Not every shelter cat arrives with a face that fits neatly into a greeting card. When Sausage Link reached Homeward Bound Pet Adoption Center in New Jersey, staff quickly noticed her lower lip sat farther forward than her top lip. At first glance, the difference looked like an injury. A veterinary exam showed something much less alarming: the shelter said it appears to be a harmless congenital difference, not a painful jaw problem. “They determined that there’s no painfulness,” Shawna Donahue, the shelter’s lifesaving coordinator, told The Dodo.

That should have settled the important part. Instead, her appearance became the first thing some people noticed. Staff and volunteers describe a very different cat once anyone spends more than a few seconds with her. Sausage Link is 6 years old, calm, affectionate, and unusually easygoing for a shelter resident still adjusting to a new space.
“The staff loves her,” Donahue said. “Our volunteers love her. She’s super sweet.” Kathryn Custer, a volunteer, put the disconnect more bluntly on Instagram: “People may call her ‘ugly,’ but she has the sweetest soul with so much love.” She added, “[S]he doesn’t know she’s different.” In practical terms, that makes Sausage Link less like a difficult special-needs case and more like the kind of cat many homes quietly want most: one who is content to curl up nearby while the day slows down.

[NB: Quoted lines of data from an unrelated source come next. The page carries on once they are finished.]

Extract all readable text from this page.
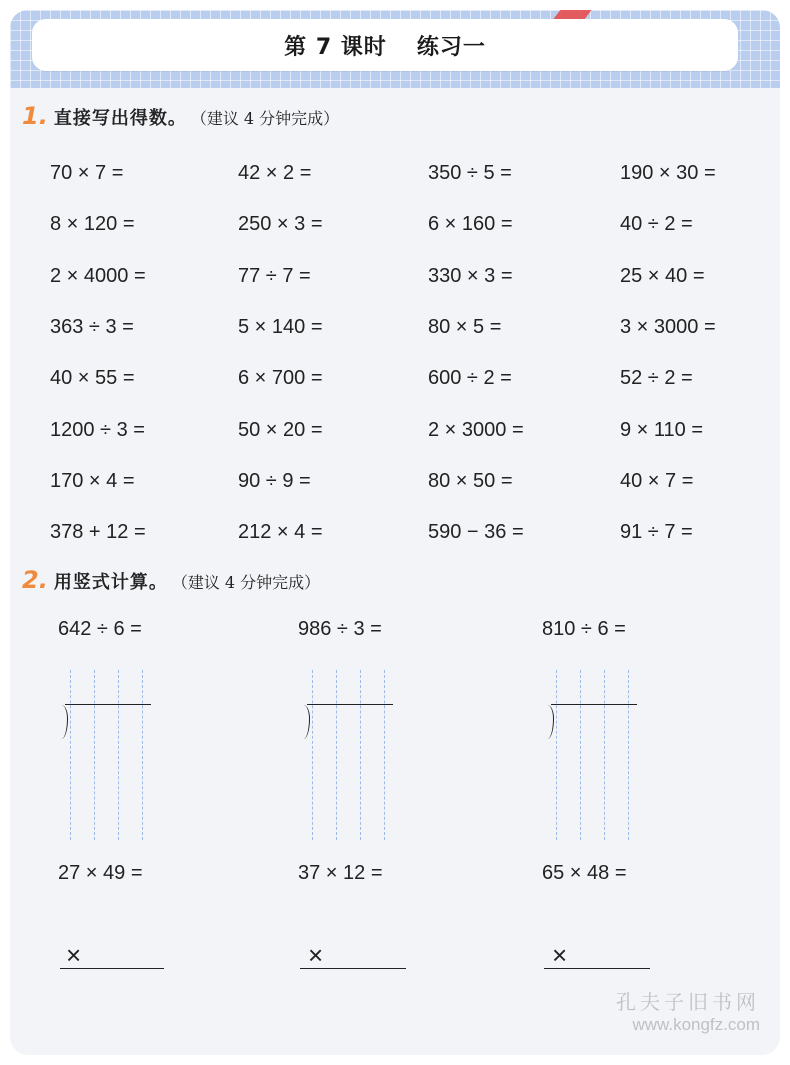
第 7 课时 练习一
1. 直接写出得数。 （建议 4 分钟完成）
70 × 7 =	42 × 2 =	350 ÷ 5 =	190 × 30 =
8 × 120 =	250 × 3 =	6 × 160 =	40 ÷ 2 =
2 × 4000 =	77 ÷ 7 =	330 × 3 =	25 × 40 =
363 ÷ 3 =	5 × 140 =	80 × 5 =	3 × 3000 =
40 × 55 =	6 × 700 =	600 ÷ 2 =	52 ÷ 2 =
1200 ÷ 3 =	50 × 20 =	2 × 3000 =	9 × 110 =
170 × 4 =	90 ÷ 9 =	80 × 50 =	40 × 7 =
378 + 12 =	212 × 4 =	590 − 36 =	91 ÷ 7 =
2. 用竖式计算。 （建议 4 分钟完成）
642 ÷ 6 =	986 ÷ 3 =	810 ÷ 6 =
27 × 49 =	37 × 12 =	65 × 48 =
×	×	×
孔夫子旧书网
www.kongfz.com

Her story also lands in a wider shelter reality. Research based on 7,983 cats admitted to a Kentucky shelter found that appearance can shape outcomes, even when the effect is not overwhelming in every case. In that study, black cats had the highest euthanasia rates and the lowest adoption rates, while white cats had the most favorable outcomes. The authors described that pattern as weak but meaningful evidence of “black cat bias,” a reminder that visual impressions can influence who gets a second look and who gets passed by. Other animal welfare groups have pointed to the same problem, noting that darker pets are often harder to photograph and may be overlooked in crowded kennels and cat rooms.
Shelters see the emotional version of that problem up close. One rescue group described visitors laughing at a cat they called “ugly,” then wrote that they focus on adult and senior cats that nobody wants. The details differed, but the pattern was familiar: an animal gets reduced to a visual punchline before anyone notices temperament, resilience, or the simple fact that a pet has to be lived with, not just glanced at.
Sausage Link seems built to reward the person who looks longer. Donahue described her as “a laid-back girly who would love to just lounge on a couch and hang out with you.” For a cat starting over in middle age, that temperament matters. So does the chance to leave the shelter before being defined by the enclosure around her.
The challenge in stories like hers is rarely mystery. It is attention. Once appearance stops being the headline, Sausage Link reads like exactly what many adopters say they want: gentle company, low drama, and a cat perfectly happy to spend the evening on the couch acting like she has always belonged there.